Builders move in on Coalpit Heath farm after planning fight
WORK is underway to build a housing development at a Coalpit Heath site after a long planning battle.
Barratt Homes has started building 204 new homes in Coalpit Heath on land which was previously part of Woodlands Farm, owned by the author Dick King-Smith.
The development has been named Blackberry Park by the company.
South Gloucestershire Council originally refused proposals for a larger development of 380 houses, following a major campaign against it. There were nearly 300 letters of objection, opposition from the campaign group VALID (Villagers Against Local Intended Development) and from both Frampton Cotterell and Westerleigh parish councils.
A smaller outline plan for up to 215 homes was then submitted by the developer and this was rejected by planners in the summer of 2017. The company took the case to appeal and it was heard last year, with Mr King-Smith’s children adding their voices to the argument for keeping the land in its original state. A government planning inspector ruled in the developer’s favour.
Barratt was given detailed permission for a 204-home development in June and is now building two, three and four-bedroomed homes to appeal to what a spokesperson described as a ‘whole host of lifestyles’.
Temporary traffic lights have been installed near the access to the site off Park Lane.
The company said it has had a ‘high level’ of interest from people wishing to move to the Coalpit Heath area, and expects demand to rise further.
It will be revealing the asking prices for homes on the development later in the autumn.
Sales Director Andrea Pilgrim said: “This is great news for people wishing to settle in this sought-after area. We know demand for homes here is high, and we’re also pleased to be bringing jobs and new homes to people in the area.”
Barratt says the development will create 600 jobs over its course.
Andrea added: “The designs are very much in keeping with this picturesque area.”
The developers have promised to introduce allotments and community orchards, with hedgerows and ‘green street scenes’.
Mr King-Smith, above, who died in 2011, lived at Woodlands Farm from 1948 to 1962 and was inspired by the landscape around him, which featured in many of his novels.
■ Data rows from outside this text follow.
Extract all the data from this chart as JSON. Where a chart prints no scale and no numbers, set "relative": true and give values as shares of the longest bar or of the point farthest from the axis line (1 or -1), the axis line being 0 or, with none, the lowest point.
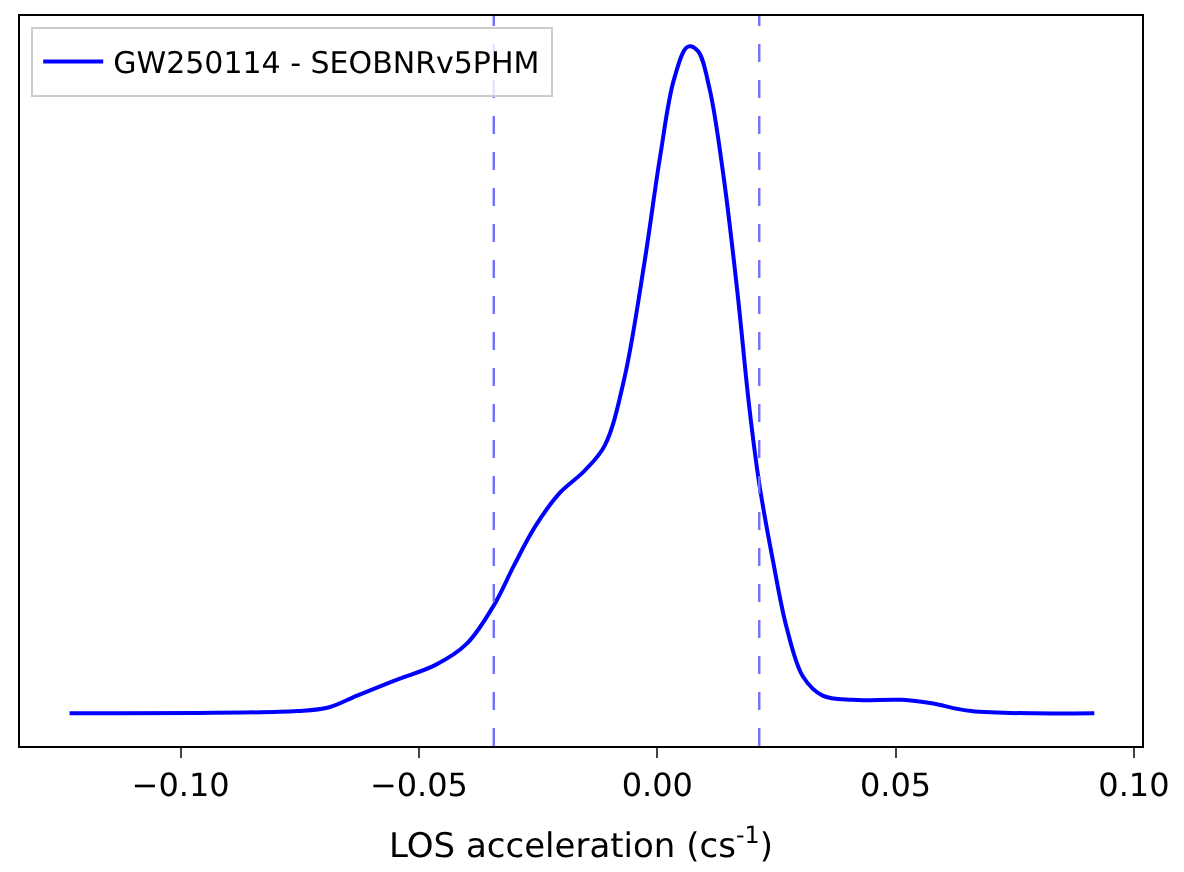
{
  "chart_data": {
    "type": "line",
    "relative": true,
    "xlabel": "LOS acceleration (cs$^{-1}$)",
    "xlim": [
      -0.1337,
      0.1017
    ],
    "xticks": [
      {
        "value": -0.1,
        "label": "−0.10"
      },
      {
        "value": -0.05,
        "label": "−0.05"
      },
      {
        "value": 0.0,
        "label": "0.00"
      },
      {
        "value": 0.05,
        "label": "0.05"
      },
      {
        "value": 0.1,
        "label": "0.10"
      }
    ],
    "series": [
      {
        "name": "GW250114 - SEOBNRv5PHM",
        "color": "#0000ff",
        "x": [
          -0.1233,
          -0.0755,
          -0.069,
          -0.063,
          -0.055,
          -0.0465,
          -0.04,
          -0.0343,
          -0.03,
          -0.0256,
          -0.0206,
          -0.0152,
          -0.011,
          -0.0069,
          -0.0027,
          0.0006,
          0.0035,
          0.0064,
          0.0085,
          0.011,
          0.0139,
          0.0168,
          0.0193,
          0.0214,
          0.0243,
          0.0272,
          0.0306,
          0.0347,
          0.041,
          0.0514,
          0.0576,
          0.0659,
          0.0917
        ],
        "values": [
          0.047,
          0.05,
          0.055,
          0.072,
          0.094,
          0.116,
          0.146,
          0.201,
          0.259,
          0.314,
          0.361,
          0.394,
          0.43,
          0.526,
          0.691,
          0.843,
          0.953,
          1.0,
          0.994,
          0.939,
          0.815,
          0.65,
          0.485,
          0.375,
          0.264,
          0.168,
          0.099,
          0.072,
          0.066,
          0.066,
          0.061,
          0.05,
          0.047
        ]
      }
    ],
    "ref_lines": [
      {
        "axis": "x",
        "value": -0.0343,
        "color": "#7070ff",
        "line_style": "dashed"
      },
      {
        "axis": "x",
        "value": 0.0214,
        "color": "#7070ff",
        "line_style": "dashed"
      }
    ],
    "legend": "top left",
    "marker": "none",
    "line_style": "solid"
  }
}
One of the most famous was The Sheep-Pig, which became the Oscar nominated film Babe.
The June council planning meeting heard objections to the plans on the grounds of road safety concerns, a lack of local infrastructure, loss of green land and the impact on wildlife.
But an officer told councillors that the layout and design of the homes was "acceptable" and their location was "reasonable".
A council landscape officer raised concerns about a lack of trees in rear gardens and on the avenue into the site but councillors were told were 185 mature trees on the site.